Hollywood Presbyterian Medical Center, the Los Angeles hospital held hostage by crypto-ransomware, has opted to pay a ransom of 40 bitcoins—the equivalent of $17,000—to the group that locked down access to the hospital’s electronic medical records system and other computer systems. The decision came 10 days after the hospital lost access to patient records.

$17,000 is already a decent chunk of change and 10 days of network downtime for a hospital is a very serious expense. This disaster could have been greatly mitigated with proper security practices. First of all, based on what we know so far about the breach, e-mail should never have been accessible on a computer with direct access to a mission critical system:

Stefanek did not say how the malware was introduced into the hospital’s EMR system. But the leading suspect, according to sources familiar with the investigation, is a phishing attack—likely a link in an e-mail that was clicked by a hospital employee on a computer with access to the EMR system.

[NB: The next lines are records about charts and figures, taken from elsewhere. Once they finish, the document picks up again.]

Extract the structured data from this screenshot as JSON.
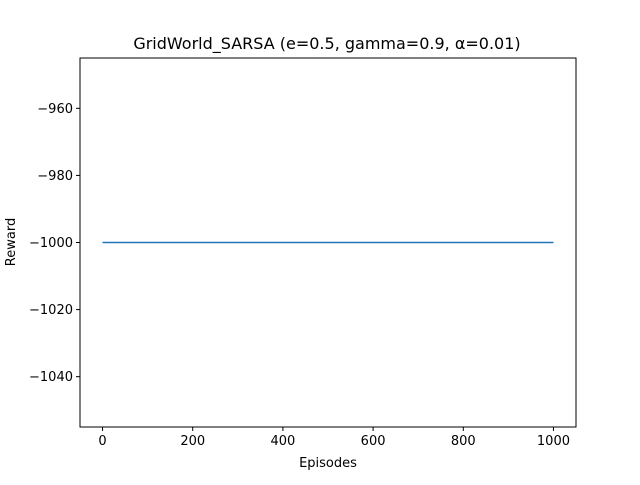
{
  "chart_data": {
    "type": "line",
    "title": "GridWorld_SARSA (e=0.5, gamma=0.9, α=0.01)",
    "xlabel": "Episodes",
    "ylabel": "Reward",
    "xlim": [
      -50,
      1050
    ],
    "ylim": [
      -1055,
      -945
    ],
    "xticks": [
      0,
      200,
      400,
      600,
      800,
      1000
    ],
    "xtick_labels": [
      "0",
      "200",
      "400",
      "600",
      "800",
      "1000"
    ],
    "yticks": [
      -960,
      -980,
      -1000,
      -1020,
      -1040
    ],
    "ytick_labels": [
      "−960",
      "−980",
      "−1000",
      "−1020",
      "−1040"
    ],
    "grid": false,
    "series": [
      {
        "x": [
          0,
          1000
        ],
        "y": [
          -1000,
          -1000
        ],
        "color": "#1f77b4"
      }
    ]
  }
}
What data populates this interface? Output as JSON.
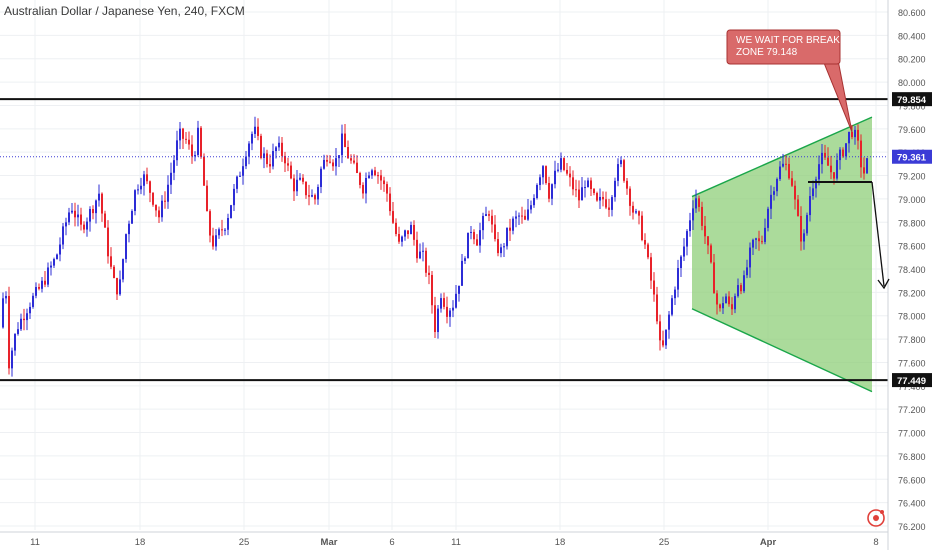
{
  "chart_title": "Australian Dollar / Japanese Yen, 240, FXCM",
  "annotation": {
    "line1": "WE WAIT FOR BREAK",
    "line2": "ZONE 79.148"
  },
  "price_labels": {
    "resistance": "79.854",
    "current": "79.361",
    "support": "77.449"
  },
  "colors": {
    "up_candle": "#2c2cd6",
    "down_candle": "#e8222a",
    "current_price_line": "#3b3bd6",
    "triangle_fill": "#8fcf7a",
    "triangle_edge": "#1aa64a",
    "callout_fill": "#d96a6a",
    "callout_border": "#a83232"
  },
  "logo_icon": "tradingview-logo-icon",
  "chart_data": {
    "type": "candlestick",
    "title": "Australian Dollar / Japanese Yen, 240, FXCM",
    "ylim": [
      76.2,
      80.7
    ],
    "yticks": [
      "80.600",
      "80.400",
      "80.200",
      "80.000",
      "79.800",
      "79.600",
      "79.400",
      "79.200",
      "79.000",
      "78.800",
      "78.600",
      "78.400",
      "78.200",
      "78.000",
      "77.800",
      "77.600",
      "77.400",
      "77.200",
      "77.000",
      "76.800",
      "76.600",
      "76.400",
      "76.200"
    ],
    "xticks": [
      "11",
      "18",
      "25",
      "Mar",
      "6",
      "11",
      "18",
      "25",
      "Apr",
      "8"
    ],
    "horizontal_levels": [
      79.854,
      77.449
    ],
    "current_price": 79.361,
    "break_level": 79.148,
    "grid": true,
    "close_path": [
      [
        0,
        77.9
      ],
      [
        4,
        78.4
      ],
      [
        8,
        77.6
      ],
      [
        16,
        77.9
      ],
      [
        28,
        78.1
      ],
      [
        40,
        78.25
      ],
      [
        55,
        78.5
      ],
      [
        70,
        78.95
      ],
      [
        80,
        78.75
      ],
      [
        90,
        78.9
      ],
      [
        98,
        79.05
      ],
      [
        105,
        78.65
      ],
      [
        112,
        78.3
      ],
      [
        118,
        78.2
      ],
      [
        125,
        78.7
      ],
      [
        135,
        79.1
      ],
      [
        142,
        79.2
      ],
      [
        150,
        79.05
      ],
      [
        158,
        78.85
      ],
      [
        165,
        79.05
      ],
      [
        172,
        79.3
      ],
      [
        178,
        79.55
      ],
      [
        185,
        79.5
      ],
      [
        192,
        79.35
      ],
      [
        197,
        79.55
      ],
      [
        202,
        79.2
      ],
      [
        207,
        78.75
      ],
      [
        213,
        78.6
      ],
      [
        218,
        78.7
      ],
      [
        225,
        78.8
      ],
      [
        231,
        79.0
      ],
      [
        238,
        79.2
      ],
      [
        246,
        79.45
      ],
      [
        253,
        79.6
      ],
      [
        260,
        79.4
      ],
      [
        268,
        79.3
      ],
      [
        276,
        79.45
      ],
      [
        284,
        79.35
      ],
      [
        292,
        79.1
      ],
      [
        298,
        79.15
      ],
      [
        306,
        79.05
      ],
      [
        314,
        79.0
      ],
      [
        320,
        79.25
      ],
      [
        327,
        79.4
      ],
      [
        334,
        79.3
      ],
      [
        341,
        79.5
      ],
      [
        348,
        79.35
      ],
      [
        356,
        79.2
      ],
      [
        362,
        79.1
      ],
      [
        370,
        79.3
      ],
      [
        378,
        79.2
      ],
      [
        386,
        79.05
      ],
      [
        392,
        78.8
      ],
      [
        398,
        78.6
      ],
      [
        404,
        78.7
      ],
      [
        410,
        78.75
      ],
      [
        416,
        78.55
      ],
      [
        422,
        78.5
      ],
      [
        428,
        78.3
      ],
      [
        434,
        77.9
      ],
      [
        440,
        78.2
      ],
      [
        446,
        78.05
      ],
      [
        452,
        78.1
      ],
      [
        458,
        78.3
      ],
      [
        464,
        78.55
      ],
      [
        470,
        78.75
      ],
      [
        476,
        78.65
      ],
      [
        482,
        78.8
      ],
      [
        488,
        78.9
      ],
      [
        494,
        78.6
      ],
      [
        500,
        78.55
      ],
      [
        506,
        78.7
      ],
      [
        512,
        78.8
      ],
      [
        518,
        78.85
      ],
      [
        524,
        78.8
      ],
      [
        530,
        78.95
      ],
      [
        536,
        79.15
      ],
      [
        542,
        79.3
      ],
      [
        548,
        79.05
      ],
      [
        554,
        79.2
      ],
      [
        560,
        79.3
      ],
      [
        566,
        79.2
      ],
      [
        572,
        79.1
      ],
      [
        578,
        79.0
      ],
      [
        584,
        79.15
      ],
      [
        590,
        79.05
      ],
      [
        596,
        78.95
      ],
      [
        602,
        79.0
      ],
      [
        608,
        78.95
      ],
      [
        614,
        79.2
      ],
      [
        620,
        79.3
      ],
      [
        626,
        79.1
      ],
      [
        632,
        78.9
      ],
      [
        638,
        78.8
      ],
      [
        644,
        78.6
      ],
      [
        650,
        78.3
      ],
      [
        656,
        78.0
      ],
      [
        660,
        77.65
      ],
      [
        664,
        77.8
      ],
      [
        670,
        78.1
      ],
      [
        676,
        78.35
      ],
      [
        682,
        78.55
      ],
      [
        688,
        78.8
      ],
      [
        694,
        79.05
      ],
      [
        700,
        78.85
      ],
      [
        706,
        78.6
      ],
      [
        712,
        78.3
      ],
      [
        718,
        78.0
      ],
      [
        724,
        78.2
      ],
      [
        730,
        78.0
      ],
      [
        736,
        78.3
      ],
      [
        742,
        78.25
      ],
      [
        748,
        78.5
      ],
      [
        754,
        78.65
      ],
      [
        760,
        78.6
      ],
      [
        766,
        78.9
      ],
      [
        772,
        79.1
      ],
      [
        778,
        79.25
      ],
      [
        784,
        79.3
      ],
      [
        790,
        79.2
      ],
      [
        796,
        78.85
      ],
      [
        802,
        78.6
      ],
      [
        808,
        79.0
      ],
      [
        814,
        79.2
      ],
      [
        820,
        79.35
      ],
      [
        826,
        79.3
      ],
      [
        832,
        79.2
      ],
      [
        838,
        79.35
      ],
      [
        844,
        79.45
      ],
      [
        850,
        79.6
      ],
      [
        856,
        79.5
      ],
      [
        862,
        79.2
      ],
      [
        868,
        79.36
      ]
    ],
    "triangle": {
      "upper_left": 79.02,
      "upper_right": 79.7,
      "lower_left": 78.06,
      "lower_right": 77.35
    }
  }
}
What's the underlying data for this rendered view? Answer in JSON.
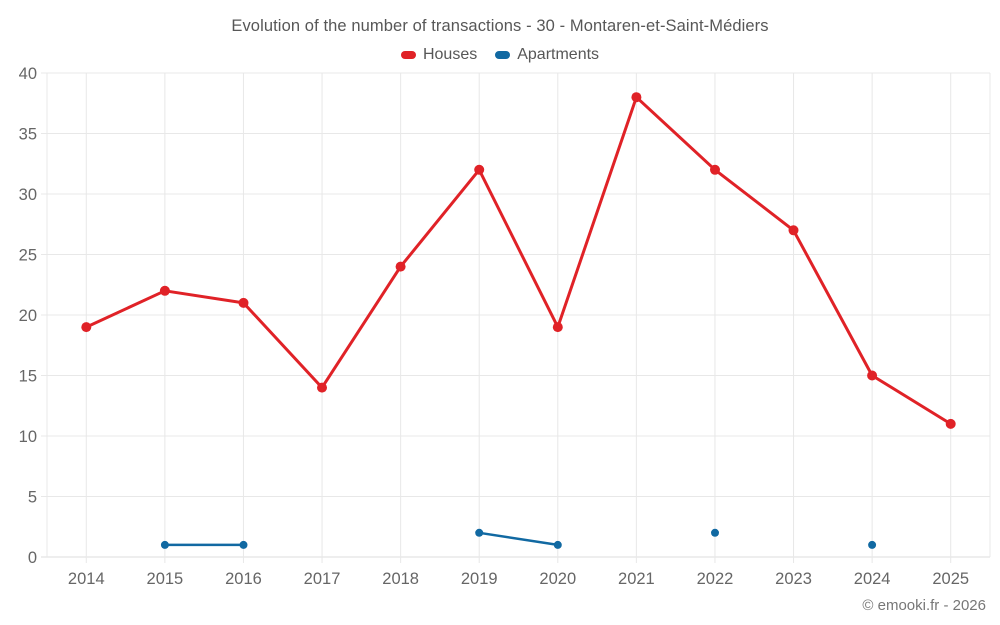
{
  "chart_data": {
    "type": "line",
    "title": "Evolution of the number of transactions - 30 - Montaren-et-Saint-Médiers",
    "categories": [
      "2014",
      "2015",
      "2016",
      "2017",
      "2018",
      "2019",
      "2020",
      "2021",
      "2022",
      "2023",
      "2024",
      "2025"
    ],
    "series": [
      {
        "name": "Houses",
        "color": "#e02227",
        "marker_radius": 5,
        "line_width": 3,
        "values": [
          19,
          22,
          21,
          14,
          24,
          32,
          19,
          38,
          32,
          27,
          15,
          11
        ]
      },
      {
        "name": "Apartments",
        "color": "#1169a2",
        "marker_radius": 4,
        "line_width": 2.5,
        "values": [
          null,
          1,
          1,
          null,
          null,
          2,
          1,
          null,
          2,
          null,
          1,
          null
        ]
      }
    ],
    "ylim": [
      0,
      40
    ],
    "ytick_step": 5,
    "xlabel": "",
    "ylabel": "",
    "grid": true,
    "legend_position": "top",
    "axis_text_color": "#666666",
    "grid_color": "#e8e8e8",
    "axis_line_color": "#dddddd"
  },
  "footer": {
    "copyright": "© emooki.fr - 2026"
  }
}
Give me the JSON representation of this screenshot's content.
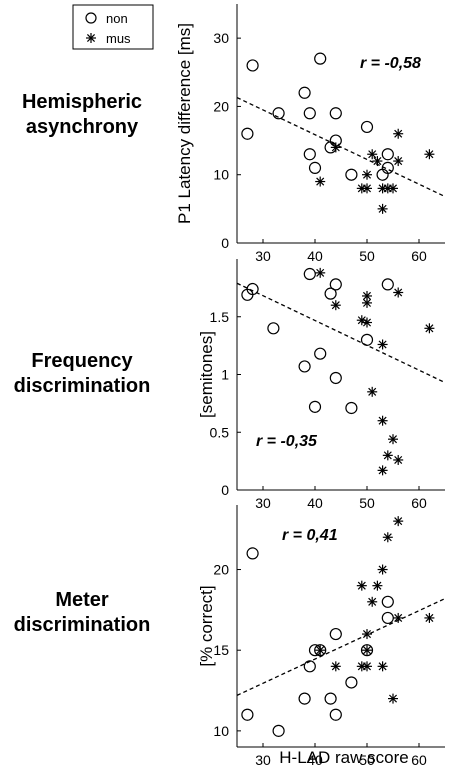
{
  "legend": {
    "items": [
      {
        "label": "non",
        "marker": "circle-icon"
      },
      {
        "label": "mus",
        "marker": "asterisk-icon"
      }
    ]
  },
  "row_labels": [
    {
      "line1": "Hemispheric",
      "line2": "asynchrony"
    },
    {
      "line1": "Frequency",
      "line2": "discrimination"
    },
    {
      "line1": "Meter",
      "line2": "discrimination"
    }
  ],
  "shared_xlabel": "H-LAD raw score",
  "chart_data": [
    {
      "type": "scatter",
      "title": "",
      "xlabel": "",
      "ylabel": "P1 Latency difference [ms]",
      "annotation": "r = -0,58",
      "xlim": [
        25,
        65
      ],
      "ylim": [
        0,
        35
      ],
      "xticks": [
        30,
        40,
        50,
        60
      ],
      "yticks": [
        0,
        10,
        20,
        30
      ],
      "ytick_labels": [
        "0",
        "10",
        "20",
        "30"
      ],
      "trend_line": {
        "x": [
          25,
          65
        ],
        "y": [
          21.3,
          6.8
        ]
      },
      "series": [
        {
          "name": "non",
          "marker": "circle",
          "points": [
            [
              27,
              16
            ],
            [
              28,
              26
            ],
            [
              33,
              19
            ],
            [
              38,
              22
            ],
            [
              39,
              19
            ],
            [
              39,
              13
            ],
            [
              40,
              11
            ],
            [
              41,
              27
            ],
            [
              43,
              14
            ],
            [
              44,
              19
            ],
            [
              44,
              15
            ],
            [
              47,
              10
            ],
            [
              50,
              17
            ],
            [
              53,
              10
            ],
            [
              54,
              11
            ],
            [
              54,
              13
            ]
          ]
        },
        {
          "name": "mus",
          "marker": "asterisk",
          "points": [
            [
              41,
              9
            ],
            [
              44,
              14
            ],
            [
              49,
              8
            ],
            [
              50,
              10
            ],
            [
              50,
              8
            ],
            [
              51,
              13
            ],
            [
              52,
              12
            ],
            [
              53,
              8
            ],
            [
              53,
              5
            ],
            [
              54,
              8
            ],
            [
              55,
              8
            ],
            [
              56,
              16
            ],
            [
              56,
              12
            ],
            [
              62,
              13
            ]
          ]
        }
      ]
    },
    {
      "type": "scatter",
      "title": "",
      "xlabel": "",
      "ylabel": "[semitones]",
      "annotation": "r = -0,35",
      "xlim": [
        25,
        65
      ],
      "ylim": [
        0,
        2
      ],
      "xticks": [
        30,
        40,
        50,
        60
      ],
      "yticks": [
        0,
        0.5,
        1,
        1.5
      ],
      "ytick_labels": [
        "0",
        "0.5",
        "1",
        "1.5"
      ],
      "trend_line": {
        "x": [
          25,
          65
        ],
        "y": [
          1.79,
          0.93
        ]
      },
      "series": [
        {
          "name": "non",
          "marker": "circle",
          "points": [
            [
              27,
              1.69
            ],
            [
              28,
              1.74
            ],
            [
              32,
              1.4
            ],
            [
              38,
              1.07
            ],
            [
              39,
              1.87
            ],
            [
              40,
              0.72
            ],
            [
              41,
              1.18
            ],
            [
              43,
              1.7
            ],
            [
              44,
              1.78
            ],
            [
              44,
              0.97
            ],
            [
              47,
              0.71
            ],
            [
              50,
              1.3
            ],
            [
              54,
              1.78
            ]
          ]
        },
        {
          "name": "mus",
          "marker": "asterisk",
          "points": [
            [
              41,
              1.88
            ],
            [
              44,
              1.6
            ],
            [
              49,
              1.47
            ],
            [
              50,
              1.45
            ],
            [
              50,
              1.62
            ],
            [
              50,
              1.68
            ],
            [
              51,
              0.85
            ],
            [
              53,
              1.26
            ],
            [
              53,
              0.6
            ],
            [
              53,
              0.17
            ],
            [
              54,
              0.3
            ],
            [
              55,
              0.44
            ],
            [
              56,
              1.71
            ],
            [
              56,
              0.26
            ],
            [
              62,
              1.4
            ]
          ]
        }
      ]
    },
    {
      "type": "scatter",
      "title": "",
      "xlabel": "H-LAD raw score",
      "ylabel": "[% correct]",
      "annotation": "r = 0,41",
      "xlim": [
        25,
        65
      ],
      "ylim": [
        9,
        24
      ],
      "xticks": [
        30,
        40,
        50,
        60
      ],
      "yticks": [
        10,
        15,
        20
      ],
      "ytick_labels": [
        "10",
        "15",
        "20"
      ],
      "xtick_labels": [
        "30",
        "40",
        "50",
        "60"
      ],
      "trend_line": {
        "x": [
          25,
          65
        ],
        "y": [
          12.2,
          18.2
        ]
      },
      "series": [
        {
          "name": "non",
          "marker": "circle",
          "points": [
            [
              27,
              11
            ],
            [
              28,
              21
            ],
            [
              33,
              10
            ],
            [
              38,
              12
            ],
            [
              39,
              14
            ],
            [
              40,
              15
            ],
            [
              41,
              15
            ],
            [
              43,
              12
            ],
            [
              44,
              11
            ],
            [
              44,
              16
            ],
            [
              47,
              13
            ],
            [
              50,
              15
            ],
            [
              54,
              17
            ],
            [
              54,
              18
            ]
          ]
        },
        {
          "name": "mus",
          "marker": "asterisk",
          "points": [
            [
              41,
              15
            ],
            [
              44,
              14
            ],
            [
              49,
              14
            ],
            [
              49,
              19
            ],
            [
              50,
              16
            ],
            [
              50,
              15
            ],
            [
              50,
              14
            ],
            [
              51,
              18
            ],
            [
              52,
              19
            ],
            [
              53,
              14
            ],
            [
              53,
              20
            ],
            [
              54,
              22
            ],
            [
              55,
              12
            ],
            [
              56,
              17
            ],
            [
              56,
              23
            ],
            [
              62,
              17
            ]
          ]
        }
      ]
    }
  ]
}
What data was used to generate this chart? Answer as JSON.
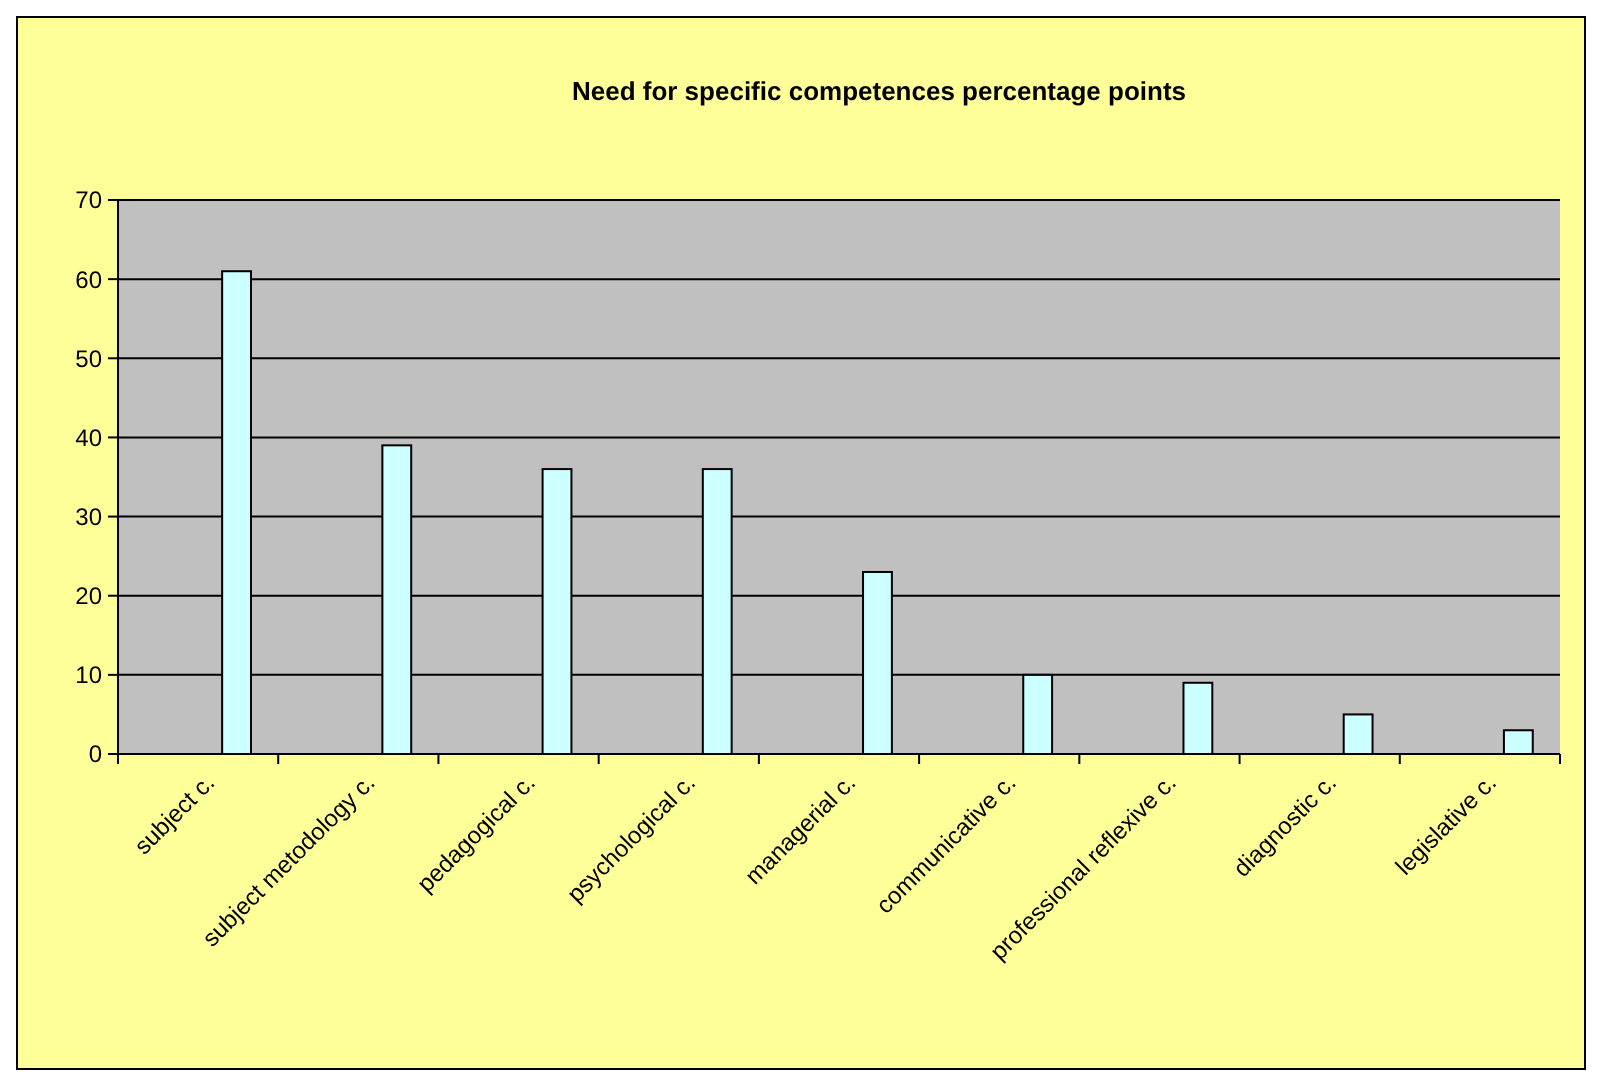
{
  "chart_data": {
    "type": "bar",
    "title": "Need for specific competences percentage points",
    "categories": [
      "subject c.",
      "subject metodology c.",
      "pedagogical c.",
      "psychological c.",
      "managerial c.",
      "communicative c.",
      "professional reflexive c.",
      "diagnostic c.",
      "legislative c."
    ],
    "values": [
      61,
      39,
      36,
      36,
      23,
      10,
      9,
      5,
      3
    ],
    "color": "#ccffff",
    "ylim": [
      0,
      70
    ],
    "yticks": [
      0,
      10,
      20,
      30,
      40,
      50,
      60,
      70
    ],
    "grid": "y"
  }
}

E-mail is the source of a lot of malware and phishing attacks, specifically targeted ones, have become surprisingly effective. Knowing this, mission critical systems should be isolated from likely malware vectors (although I would argue those systems shouldn’t be connected to the Internet at all). Mission critical data should also be available redundantly so if one system goes down another can be made immediately while the down one is repaired. Frequent backups should also be part of any security plan in case something like this happens the machine can be quickly restored.

If you’re in a position that oversees budgeting give serious consideration to the unseen consequences of not providing funds for security and realize that an attack can happen to your organization.